对面的声音敦厚。语调上扬显得有些嬉皮笑脸:“你觉得郁荷看到的是什么?”
卡卡米对此不感兴趣:“道吧。我今天问她,她说自己曾经去求过签。旧时代不是求签的很多吗?很多人信这个。”
对面故作轻松:“子非鱼安知鱼之乐。说不定…她什么也没看到。”
卡卡米不相信:“呵…我们关于旧时代的教育还是学的一样的呢。郁荷的资料显示,她过去过得并不好,更不要说在旧时代的时候就得了病,冷冻到这里来治疗。处处受到鄙夷。信教也好信科学也好,人总要信点什么。哪怕只信自己,否则熬不过去。”
对面问她:“你有没有什么发现?”
卡卡米揉了一把脸:“刚和她接触的印象和资料上的差不多。都说旧时候的人重感情,可她不喜欢那个小机器人。对她的了解,我们还是太片面了。幸好我们没有复刻发动机。她把机器人都拆开了,专门去看是不是和原先同一个编码。虽然表面看不出来,但我还是有点怀疑她是政府那边派来的。”
对面:“最完美的机器也没办法完全预料一个人。但是也不可能派个人过来单纯养老吧。她的经历在某个角度来说确实无法挑剔。你继续盯着吧。

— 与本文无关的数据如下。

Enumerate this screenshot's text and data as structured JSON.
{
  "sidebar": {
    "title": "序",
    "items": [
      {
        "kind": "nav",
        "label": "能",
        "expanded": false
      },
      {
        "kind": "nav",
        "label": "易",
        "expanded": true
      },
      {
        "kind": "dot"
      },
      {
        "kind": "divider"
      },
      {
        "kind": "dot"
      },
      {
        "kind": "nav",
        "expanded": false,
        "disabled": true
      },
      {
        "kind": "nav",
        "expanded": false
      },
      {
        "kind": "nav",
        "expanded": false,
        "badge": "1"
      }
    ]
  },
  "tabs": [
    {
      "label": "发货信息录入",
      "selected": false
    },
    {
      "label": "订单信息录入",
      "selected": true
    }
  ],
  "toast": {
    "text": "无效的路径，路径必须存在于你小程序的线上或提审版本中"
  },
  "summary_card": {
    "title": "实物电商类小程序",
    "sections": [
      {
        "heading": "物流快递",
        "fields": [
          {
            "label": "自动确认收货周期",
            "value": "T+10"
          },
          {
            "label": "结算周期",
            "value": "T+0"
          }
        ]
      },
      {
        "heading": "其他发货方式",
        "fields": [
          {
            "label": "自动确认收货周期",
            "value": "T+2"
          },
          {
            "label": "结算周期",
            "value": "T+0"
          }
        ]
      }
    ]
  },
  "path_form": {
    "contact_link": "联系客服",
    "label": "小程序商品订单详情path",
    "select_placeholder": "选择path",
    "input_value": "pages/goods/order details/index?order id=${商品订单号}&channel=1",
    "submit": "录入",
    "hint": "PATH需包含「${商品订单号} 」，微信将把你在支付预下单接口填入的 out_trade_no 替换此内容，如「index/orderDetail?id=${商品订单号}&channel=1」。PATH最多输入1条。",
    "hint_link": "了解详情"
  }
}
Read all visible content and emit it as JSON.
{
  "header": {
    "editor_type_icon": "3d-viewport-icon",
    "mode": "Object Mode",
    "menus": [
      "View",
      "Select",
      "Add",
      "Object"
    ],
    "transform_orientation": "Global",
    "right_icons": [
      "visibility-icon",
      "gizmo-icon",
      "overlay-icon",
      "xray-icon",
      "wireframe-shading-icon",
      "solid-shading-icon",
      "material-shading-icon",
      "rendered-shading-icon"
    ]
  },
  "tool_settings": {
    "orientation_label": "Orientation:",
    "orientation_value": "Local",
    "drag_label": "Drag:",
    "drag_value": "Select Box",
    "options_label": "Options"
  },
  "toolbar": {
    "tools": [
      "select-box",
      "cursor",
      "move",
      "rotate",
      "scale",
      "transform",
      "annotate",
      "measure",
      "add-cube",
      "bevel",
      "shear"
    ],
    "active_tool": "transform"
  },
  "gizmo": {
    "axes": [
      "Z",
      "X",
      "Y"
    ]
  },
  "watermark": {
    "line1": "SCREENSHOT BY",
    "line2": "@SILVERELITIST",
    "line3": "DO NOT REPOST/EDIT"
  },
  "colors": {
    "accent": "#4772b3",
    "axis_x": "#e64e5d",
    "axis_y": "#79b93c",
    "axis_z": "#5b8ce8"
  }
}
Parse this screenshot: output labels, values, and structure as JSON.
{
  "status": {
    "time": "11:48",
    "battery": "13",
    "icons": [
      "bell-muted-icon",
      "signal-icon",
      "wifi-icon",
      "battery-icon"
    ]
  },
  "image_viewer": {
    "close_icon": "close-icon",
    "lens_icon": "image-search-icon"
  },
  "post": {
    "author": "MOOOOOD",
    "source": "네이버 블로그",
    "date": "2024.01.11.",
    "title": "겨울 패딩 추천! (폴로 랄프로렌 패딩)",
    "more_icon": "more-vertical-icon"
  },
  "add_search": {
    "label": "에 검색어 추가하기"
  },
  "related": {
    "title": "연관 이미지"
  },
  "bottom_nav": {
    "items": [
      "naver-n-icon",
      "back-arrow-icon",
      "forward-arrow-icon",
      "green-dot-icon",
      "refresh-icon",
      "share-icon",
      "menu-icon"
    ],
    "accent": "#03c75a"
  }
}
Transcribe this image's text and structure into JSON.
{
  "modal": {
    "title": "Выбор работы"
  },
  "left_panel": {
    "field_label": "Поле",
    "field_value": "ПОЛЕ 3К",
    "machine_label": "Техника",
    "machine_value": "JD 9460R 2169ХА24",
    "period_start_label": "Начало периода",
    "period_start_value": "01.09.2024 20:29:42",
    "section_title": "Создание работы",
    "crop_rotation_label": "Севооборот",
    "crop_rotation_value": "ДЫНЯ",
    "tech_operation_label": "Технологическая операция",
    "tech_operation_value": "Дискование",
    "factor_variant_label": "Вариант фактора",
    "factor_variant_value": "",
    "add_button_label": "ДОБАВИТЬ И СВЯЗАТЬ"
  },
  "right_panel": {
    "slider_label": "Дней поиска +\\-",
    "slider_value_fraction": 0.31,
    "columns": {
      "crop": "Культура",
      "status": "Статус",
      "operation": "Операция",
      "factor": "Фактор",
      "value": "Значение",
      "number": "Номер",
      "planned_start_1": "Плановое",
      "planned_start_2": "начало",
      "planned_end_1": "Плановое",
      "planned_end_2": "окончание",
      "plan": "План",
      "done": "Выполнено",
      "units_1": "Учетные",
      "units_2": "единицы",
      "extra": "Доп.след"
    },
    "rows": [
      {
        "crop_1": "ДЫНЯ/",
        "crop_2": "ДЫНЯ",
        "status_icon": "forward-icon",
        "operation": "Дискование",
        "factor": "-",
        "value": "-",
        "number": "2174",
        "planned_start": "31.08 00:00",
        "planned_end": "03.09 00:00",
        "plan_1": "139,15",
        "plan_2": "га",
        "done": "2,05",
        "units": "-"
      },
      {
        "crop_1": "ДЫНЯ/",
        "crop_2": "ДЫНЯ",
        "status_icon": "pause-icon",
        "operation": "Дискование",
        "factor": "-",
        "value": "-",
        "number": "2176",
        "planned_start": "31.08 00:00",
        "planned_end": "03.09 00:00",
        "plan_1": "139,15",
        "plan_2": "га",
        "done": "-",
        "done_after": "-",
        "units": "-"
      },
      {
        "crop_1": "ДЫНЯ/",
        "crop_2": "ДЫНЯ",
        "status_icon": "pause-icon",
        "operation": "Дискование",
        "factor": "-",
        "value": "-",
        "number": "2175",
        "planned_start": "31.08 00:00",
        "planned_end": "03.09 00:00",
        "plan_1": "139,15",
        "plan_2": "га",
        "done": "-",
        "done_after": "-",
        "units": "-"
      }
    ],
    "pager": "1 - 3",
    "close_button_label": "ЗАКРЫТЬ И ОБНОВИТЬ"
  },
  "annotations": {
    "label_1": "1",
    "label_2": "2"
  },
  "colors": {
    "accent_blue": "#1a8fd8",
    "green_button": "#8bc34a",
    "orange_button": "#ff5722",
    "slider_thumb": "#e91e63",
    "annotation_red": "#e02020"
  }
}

换个角度想想,她看见的所长的形象。说不定厂里就有,是舍弃贪欲、瞋恚、愚痴三种烦恼的佛呢。”
卡卡米嗤笑一声:“佛?那个孩子逃出来的时候。她碰巧也在场。”
对面:“就怕没人看到。刚好为我们提供证明,不是吗?”
卡卡米直起身“嗯”了一句。
对面:“我们动作要快一点。”
卡卡米道:“我清楚。”
“尤那里…”
对面的担心纯粹多余。
卡卡米嘴上说:“我会继续看着她。她很好,我不想她误入歧途。我再继续和郁荷接触看看。如果不是,那我们就要换一个目标了。这几天至少得有一个答案,才能交差。”
卡卡米凝视虚空,仿佛在看那张看不见的数据网。她继续道:“监控和机械助手的路线我已经修改过了,改成了逻辑混乱。等过了时间就会自动报废。你可以放心操作。”
对面去了犹豫:“她在看着。”
“我知道她也一直在听。可那又怎么样?”卡卡米冷酷道,“你体会的呵护与疼惜还不够吗?那个女孩已经没用了。趁早把她解决掉,像之前的一样。”
对面沉默。
卡卡米放轻了语气,她眼里的决意缓慢凝聚:“不是我狠心。我们已经牺牲的够多了,越快解决越好。被送回去的结果,你也知道。那里成长的孩子和灼人的火一样残忍、可恶。烧伤别人而不知,秉性向来如此,无一例外…你那里还可以插进来多少人选?”
“太阳下山之前,我们必须找到根源。”
*
演讲都快结束了,卡卡米还没有回来的迹象,发出去的消息也没回复。
郁荷最初的诧异都已经消磨得差不多了。她寻了个位置坐下,仔细观看这位所长。
论任何一个旧时代的人看见她眼里的所长,必将和她抱有相同的想法。
所长周身金光笼罩,表情庄严。一头水波纹佛发,穿着通肩式服装,手比禅定印,像极了福慧双运的佛。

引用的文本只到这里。